スタンドで、風にあたりながらみる野球。緑の芝の上で、カープの赤ヘルが動き回る。井端が、荒木が、ウッズが、アレックスが、快音とともに打った白球は青空の中に消えていく。
太平洋序曲*宮本亜門
ニューヨークで宮本亜門さん演出の「太平洋序曲」(pacific overtures)が閉幕した。日本人初めてのブロードウェイの舞台演出で、初日の12月2日は「スタジオ54」の約1000席は満員だったそう。私もニューヨークくんだりまで足を運び、観てきた。初日は満員だったそうだが、2階席の半分以上は空いていた。アメリカでの評価は賛否両論だったよう。
話は、ペリー提督率いる黒船の来航によって、鎖国の夢を覚まされた日本という国が、そして日本人が、初めて出会った西洋にどのように向き合ったのかを描いたもの。こんなテーマを一体どのようにアメリカで演出するのか?私なら、同情してほしくはないけど、アメリカ人の気分を逆なでもしたくない。宮本亜門さんはどのようにこれを料理したかというと、まさに、同情とも反米ともならない演出。かなりアメリカを風刺はしているが、大きな主張は感じない。ただそれだけに、舞台に全くドラマを感じないし、誰かに焦点をあわせた話でもない。学校で歴史を習っているかのような気分だった。照明の使い方などの演出はよかったが、あまりに「語り」に頼っている気がした。出来事を言葉で表現するのならラジオでどうぞ。
ちょっと辛口なのは、決して宮本亜門さんの演出のためではないかもしれない。というのも、氷点下のマンハッタンで、劇場の中はサウナのような暑さだった。日本でも真冬に半袖を着て歩いているアメリカ人をたまに見るが、アメリカ人の温度感覚はどうしても理解できない。暑さの中では冷静に舞台を鑑賞でなかったかも。
諜報員*ボリス・バルネット
1947年、第二次世界大戦終了直後のソ連映画、ボリス・バルネット監督「諜報員」をアテネ・フランセで見てきました。諜報員とはスパイのことで、ロシアのスパイがドイツに潜入して任務を遂行するという、ソ連スパイアクション映画だった。
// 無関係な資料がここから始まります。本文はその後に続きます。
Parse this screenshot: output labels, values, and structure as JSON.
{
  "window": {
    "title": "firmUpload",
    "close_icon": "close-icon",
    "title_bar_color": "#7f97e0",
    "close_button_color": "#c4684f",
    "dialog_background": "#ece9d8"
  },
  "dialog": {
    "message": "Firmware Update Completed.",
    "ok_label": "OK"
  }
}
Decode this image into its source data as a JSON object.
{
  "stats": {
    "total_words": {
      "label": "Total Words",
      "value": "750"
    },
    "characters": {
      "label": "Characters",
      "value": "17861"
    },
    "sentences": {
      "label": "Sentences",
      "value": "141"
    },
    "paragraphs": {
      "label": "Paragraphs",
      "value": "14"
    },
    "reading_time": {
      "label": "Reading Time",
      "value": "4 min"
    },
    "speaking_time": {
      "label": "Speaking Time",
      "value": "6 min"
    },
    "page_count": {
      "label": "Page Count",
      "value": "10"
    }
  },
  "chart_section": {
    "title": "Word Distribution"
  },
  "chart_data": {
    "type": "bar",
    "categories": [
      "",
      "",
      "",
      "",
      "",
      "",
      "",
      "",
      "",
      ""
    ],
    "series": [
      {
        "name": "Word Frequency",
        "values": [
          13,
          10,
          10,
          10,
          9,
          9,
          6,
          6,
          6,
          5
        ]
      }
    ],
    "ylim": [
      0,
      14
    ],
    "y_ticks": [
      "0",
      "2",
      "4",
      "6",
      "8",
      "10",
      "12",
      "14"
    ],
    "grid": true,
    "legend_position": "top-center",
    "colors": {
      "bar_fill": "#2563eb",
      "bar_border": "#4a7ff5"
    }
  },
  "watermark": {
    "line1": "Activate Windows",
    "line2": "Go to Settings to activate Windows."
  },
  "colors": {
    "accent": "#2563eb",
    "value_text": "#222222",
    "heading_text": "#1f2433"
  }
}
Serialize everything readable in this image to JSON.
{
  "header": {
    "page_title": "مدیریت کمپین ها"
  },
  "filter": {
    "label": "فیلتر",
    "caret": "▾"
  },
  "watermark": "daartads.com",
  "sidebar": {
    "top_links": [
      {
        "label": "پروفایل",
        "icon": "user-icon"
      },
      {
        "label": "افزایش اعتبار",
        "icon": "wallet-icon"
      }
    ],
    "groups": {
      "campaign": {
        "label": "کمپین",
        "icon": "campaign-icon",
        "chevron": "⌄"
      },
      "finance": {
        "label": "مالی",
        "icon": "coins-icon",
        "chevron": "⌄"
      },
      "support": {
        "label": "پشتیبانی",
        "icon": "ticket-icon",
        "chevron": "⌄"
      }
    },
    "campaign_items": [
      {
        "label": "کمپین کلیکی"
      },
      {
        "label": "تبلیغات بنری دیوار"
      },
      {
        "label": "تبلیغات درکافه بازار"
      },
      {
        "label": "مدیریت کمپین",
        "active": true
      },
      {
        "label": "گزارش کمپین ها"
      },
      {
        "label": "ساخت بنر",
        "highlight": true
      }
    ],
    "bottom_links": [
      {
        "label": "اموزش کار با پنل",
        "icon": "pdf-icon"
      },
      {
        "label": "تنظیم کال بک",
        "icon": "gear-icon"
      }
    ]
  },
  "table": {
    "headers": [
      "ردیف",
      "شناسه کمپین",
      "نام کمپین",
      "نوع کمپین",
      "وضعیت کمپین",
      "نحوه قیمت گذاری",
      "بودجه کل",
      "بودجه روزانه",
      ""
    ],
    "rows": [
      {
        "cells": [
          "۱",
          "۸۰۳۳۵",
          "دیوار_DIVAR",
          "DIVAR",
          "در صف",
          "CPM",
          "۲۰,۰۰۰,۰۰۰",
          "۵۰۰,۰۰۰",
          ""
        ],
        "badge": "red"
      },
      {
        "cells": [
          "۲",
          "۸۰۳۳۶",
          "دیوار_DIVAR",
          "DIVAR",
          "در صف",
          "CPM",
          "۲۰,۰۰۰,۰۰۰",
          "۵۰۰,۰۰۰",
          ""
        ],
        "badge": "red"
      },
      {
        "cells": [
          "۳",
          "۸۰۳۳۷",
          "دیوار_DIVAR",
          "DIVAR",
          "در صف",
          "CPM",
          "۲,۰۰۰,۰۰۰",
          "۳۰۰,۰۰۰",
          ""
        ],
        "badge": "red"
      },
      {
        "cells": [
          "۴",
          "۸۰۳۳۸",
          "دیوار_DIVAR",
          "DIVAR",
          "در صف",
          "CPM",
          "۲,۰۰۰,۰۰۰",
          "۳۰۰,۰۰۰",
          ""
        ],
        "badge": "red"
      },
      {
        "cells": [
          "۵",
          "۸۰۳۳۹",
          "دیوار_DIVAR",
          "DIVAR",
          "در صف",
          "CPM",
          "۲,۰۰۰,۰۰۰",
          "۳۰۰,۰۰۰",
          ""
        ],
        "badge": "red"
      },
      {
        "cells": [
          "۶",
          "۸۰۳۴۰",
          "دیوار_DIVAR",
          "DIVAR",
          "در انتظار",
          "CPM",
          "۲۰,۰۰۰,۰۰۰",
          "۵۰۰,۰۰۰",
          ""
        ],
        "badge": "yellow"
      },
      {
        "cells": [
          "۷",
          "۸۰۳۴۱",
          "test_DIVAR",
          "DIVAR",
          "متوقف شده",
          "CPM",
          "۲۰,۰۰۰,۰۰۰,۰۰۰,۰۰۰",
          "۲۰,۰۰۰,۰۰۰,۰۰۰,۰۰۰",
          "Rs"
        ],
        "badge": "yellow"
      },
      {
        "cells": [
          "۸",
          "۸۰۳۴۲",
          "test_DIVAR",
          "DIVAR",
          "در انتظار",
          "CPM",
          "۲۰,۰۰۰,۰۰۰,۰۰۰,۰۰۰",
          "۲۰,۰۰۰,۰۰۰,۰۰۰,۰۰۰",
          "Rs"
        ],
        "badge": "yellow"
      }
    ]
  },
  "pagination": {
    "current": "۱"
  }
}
007シリーズのような色男のスムースなスパイ映画とは違い、もっと愛国心、裏切り、恫喝が続くスパイ映画。とはいえ、ドラマチックでスピーディーで壮大でもありハリウッド映画と勘違いしてしまいそう。ハリウッド映画だとロシア語を話すのは明らかに敵であるが、この映画ではすべてがもちろんロシア語。途中で、どちらが敵でどちらが味方か分からなくなってくる。まさにスパイの気持ちとはこんなものなのか??!
アダム・クーパーと中村勘九郎
伝統を守りながら、進化を追求するというのは至難の業なのだ。
現在東京五反田でイギリスのバレエダンサー、アダム・クーパーが「危険な関係」を公演している。会場には多くの女性が駆けつけていた。アダム・クーパーファンがたくさんいるようだが、席は3分の2くらい埋まる程度。(ヨン様人気に押されたのかしら?ヨン様もこの「危険な関係」の韓国映画に出演していた。)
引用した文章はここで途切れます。